(507c) Ultrahigh-Throughput Screening of Chemical Synthetic Pathways Using Desorption Electrospray Ionization Mass Spectrometry

Szilagyi, B., Purdue University
Koswara, A., Purdue University
Nagy, Z. K., Purdue University
Loren, B. P., Purdue University
Wleklinski, M., Purdue University
Thompson, D. H., Purdue University
Cooks, R. G., Purdue University
Jaman, Z., Purdue University
Hilger, R. T., Purdue University
Ferreira, C. E., Purdue University
Avramova, L. V., Purdue University
Sobreira, T. J., Purdue University
Falcone, C. E., Purdue University
Ewan, H. S., Purdue University
We describe a state-of-the-art automated platform for ultrahigh-throughput screening of chemical reactions based on reaction acceleration in charged microdroplets and utilizing Desorption Electrospray Ionization Mass Spectrometry (DESI-MS). The goal is to deliver an extremely rapid yet insightful qualitative yes/no analysis for the discovery of new chemistry in the order of up to 10,000 reactions per hour. The positive results are then used to guide synthesis in a more scalable setting, including in batch and flow. Using this system, particular chemical routes are prepared in parallel using reagents which are robotically pipetted and mixed in chemically-inert well plate.
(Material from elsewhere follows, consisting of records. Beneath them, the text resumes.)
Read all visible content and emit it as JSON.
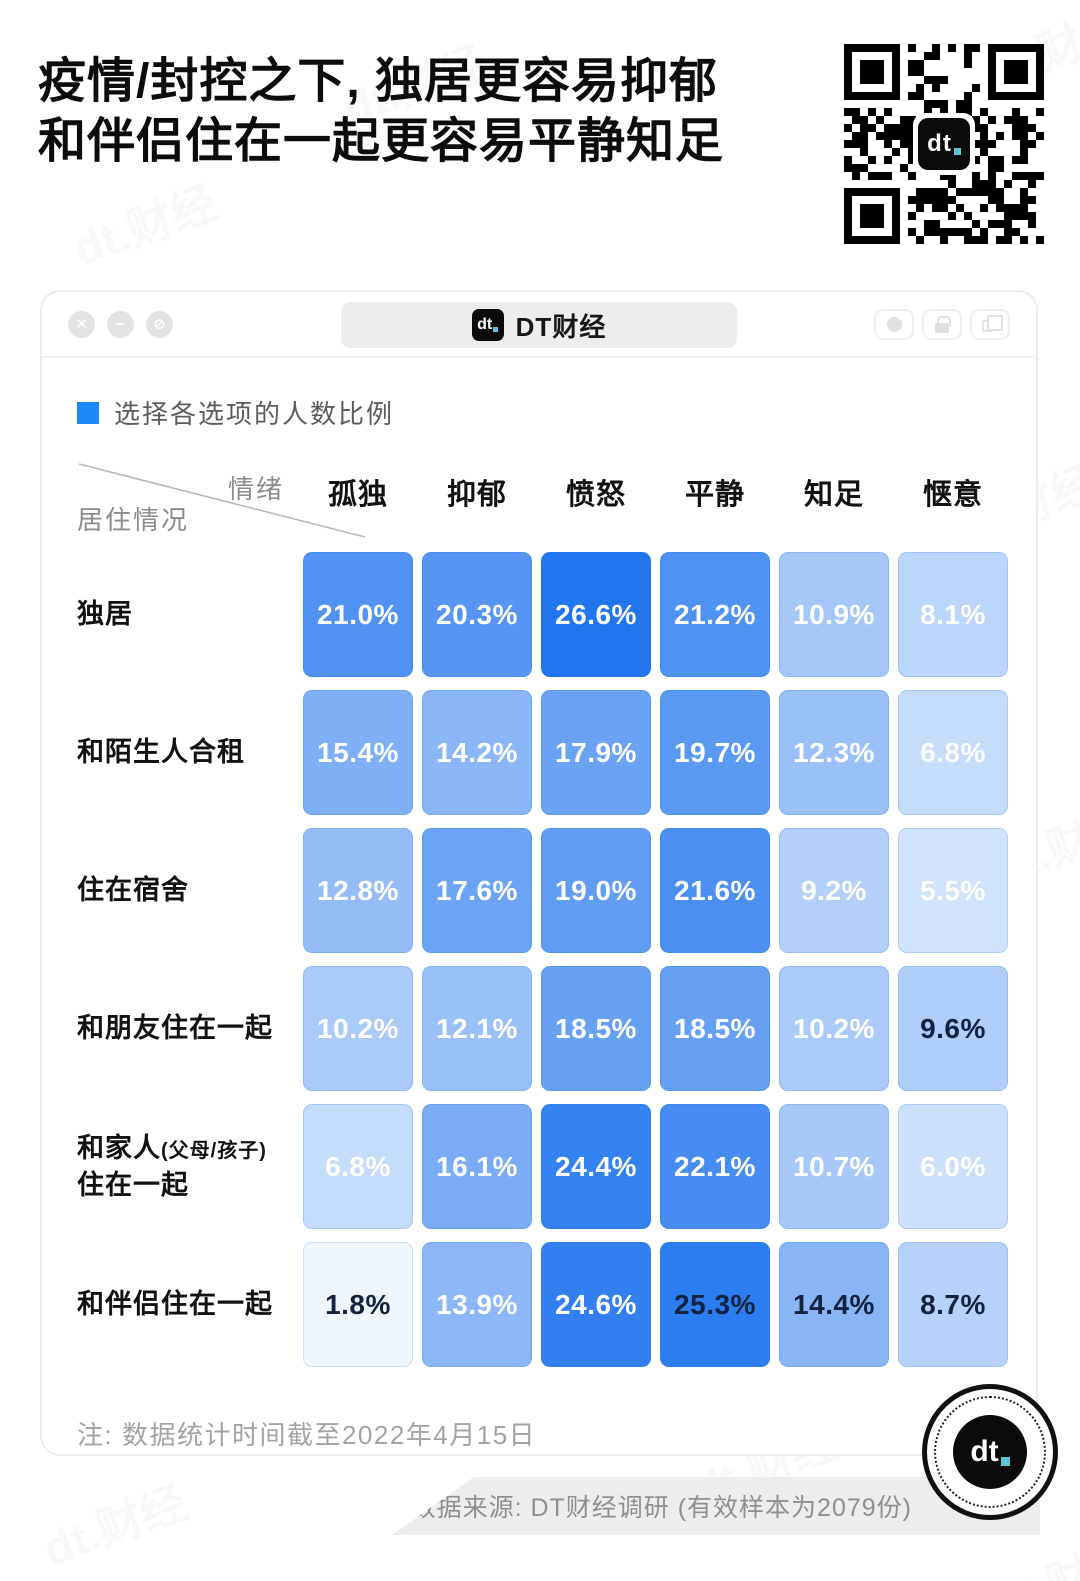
{
  "title": {
    "line1": "疫情/封控之下, 独居更容易抑郁",
    "line2": "和伴侣住在一起更容易平静知足"
  },
  "window": {
    "title": "DT财经",
    "logo_text": "dt",
    "controls_left": {
      "close": "✕",
      "minimize": "−",
      "block": "⊘"
    }
  },
  "legend": {
    "label": "选择各选项的人数比例",
    "swatch_color": "#1E88F7"
  },
  "note": "注: 数据统计时间截至2022年4月15日",
  "source": "数据来源: DT财经调研 (有效样本为2079份)",
  "watermark": "dt.财经",
  "brand": {
    "logo_text": "dt",
    "accent_teal": "#58C6D8"
  },
  "chart_data": {
    "type": "heatmap",
    "title": "选择各选项的人数比例",
    "col_axis_title": "情绪",
    "row_axis_title": "居住情况",
    "columns": [
      "孤独",
      "抑郁",
      "愤怒",
      "平静",
      "知足",
      "惬意"
    ],
    "rows": [
      {
        "label": "独居",
        "values": [
          21.0,
          20.3,
          26.6,
          21.2,
          10.9,
          8.1
        ],
        "dark_text_cols": []
      },
      {
        "label": "和陌生人合租",
        "values": [
          15.4,
          14.2,
          17.9,
          19.7,
          12.3,
          6.8
        ],
        "dark_text_cols": []
      },
      {
        "label": "住在宿舍",
        "values": [
          12.8,
          17.6,
          19.0,
          21.6,
          9.2,
          5.5
        ],
        "dark_text_cols": []
      },
      {
        "label": "和朋友住在一起",
        "values": [
          10.2,
          12.1,
          18.5,
          18.5,
          10.2,
          9.6
        ],
        "dark_text_cols": [
          5
        ]
      },
      {
        "label": "和家人",
        "label_small": "(父母/孩子)",
        "label_line2": "住在一起",
        "values": [
          6.8,
          16.1,
          24.4,
          22.1,
          10.7,
          6.0
        ],
        "dark_text_cols": []
      },
      {
        "label": "和伴侣住在一起",
        "values": [
          1.8,
          13.9,
          24.6,
          25.3,
          14.4,
          8.7
        ],
        "dark_text_cols": [
          0,
          3,
          4,
          5
        ]
      }
    ],
    "value_format": "percent_1dp",
    "color_scale": {
      "domain": [
        0,
        27
      ],
      "light": "#FFFFFF",
      "dark": "#1E74EE"
    },
    "dark_text_color": "#13233F",
    "legend_position": "top-left",
    "grid": false
  }
}
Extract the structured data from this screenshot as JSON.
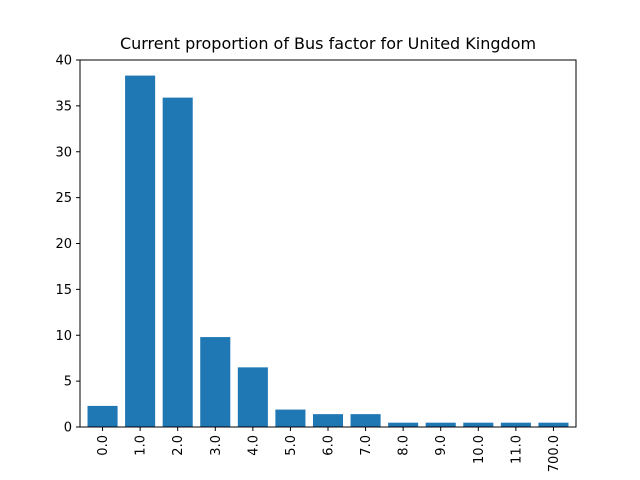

The routes are tested by stamping the reaction mixtures onto an inert reaction substrate, e.g. PTFE membrane, followed by electrospraying of various solvents at an angle relative to the substrate to generate secondary ionized reaction microdroplets. These microdroplets are propelled into the mass spectrometer for mass analysis. The results are then analyzed using an automated MS data analysis system developed in-house, which provides chemical reaction monitoring and intelligence for optimization of future reaction screening conditions to increase the probability of pathway discovery.